Multi-omic biomarker panel in pancreatic cyst fluid and serum predicts patients at a high risk of pancreatic cancer development
- PMID: 39747972
- PMCID: PMC11696309
- DOI: 10.1038/s41598-024-83742-4
Multi-omic biomarker panel in pancreatic cyst fluid and serum predicts patients at a high risk of pancreatic cancer development
Abstract
Integration of multi-omic data for the purposes of biomarker discovery can provide novel and robust panels across multiple biological compartments. Appropriate analytical methods are key to ensuring accurate and meaningful outputs in the multi-omic setting. Here, we extensively profile the proteome and transcriptome of patient pancreatic cyst fluid (PCF) (n = 32) and serum (n = 68), before integrating matched omic and biofluid data, to identify biomarkers of pancreatic cancer risk. Differential expression analysis, feature reduction, multi-omic data integration, unsupervised hierarchical clustering, principal component analysis, spearman correlations and leave-one-out cross-validation were performed using RStudio and CombiROC software. An 11-feature multi-omic panel in PCF [PIGR, S100A8, REG1A, LGALS3, TCN1, LCN2, PRSS8, MUC6, SNORA66, miR-216a-5p, miR-216b-5p] generated an AUC = 0.806. A 13-feature multi-omic panel in serum [SHROOM3, IGHV3-72, IGJ, IGHA1, PPBP, APOD, SFN, IGHG1, miR-197-5p, miR-6741-5p, miR-3180, miR-3180-3p, miR-6782-5p] produced an AUC = 0.824. Integration of the strongest performing biomarkers generated a 10-feature cross-biofluid multi-omic panel [S100A8, LGALS3, SNORA66, miR-216b-5p, IGHV3-72, IGJ, IGHA1, PPBP, miR-3180, miR-3180-3p] with an AUC = 0.970. Multi-omic profiling provides an abundance of potential biomarkers. Integration of data from different omic compartments, and across biofluids, produced a biomarker panel that performs with high accuracy, showing promise for the risk stratification of patients with pancreatic cystic lesions.

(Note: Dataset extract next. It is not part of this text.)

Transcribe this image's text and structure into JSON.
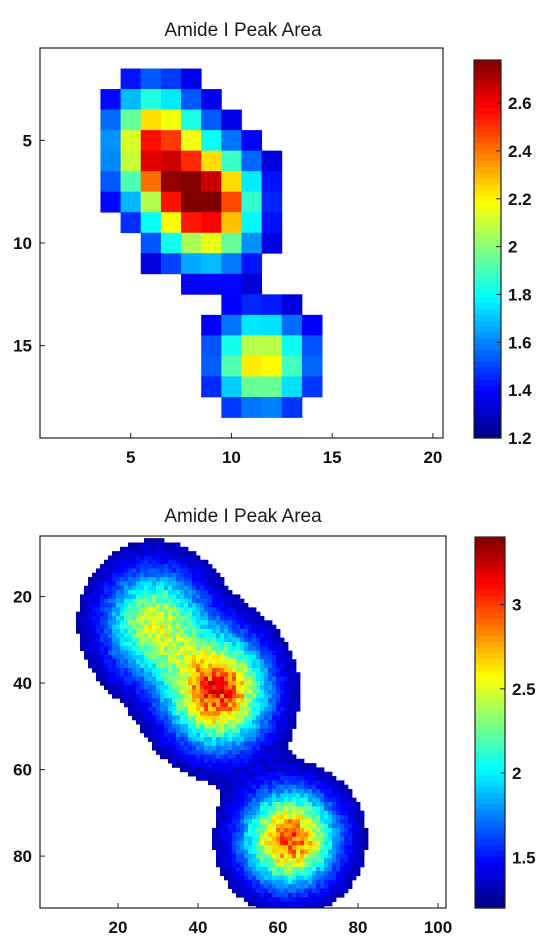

Keywords: Biomarker; Multi-omics; Pancreatic cancer; Pancreatic cystic lesion; Risk stratification.
© 2024. The Author(s).
Conflict of interest statement
Declarations. Competing interests: The authors declare no competing interests. Ethics approval and consent to participate: This work was performed in accordance with the Code of Ethics of the World Medical Association (Declaration of Helsinki) for experiments involving humans. Patients provided informed consent for sample and data acquisition, and the study received full ethical approval from Tallaght University Hospital Joint Research Ethics Committee Review Board (ID: 0319-264).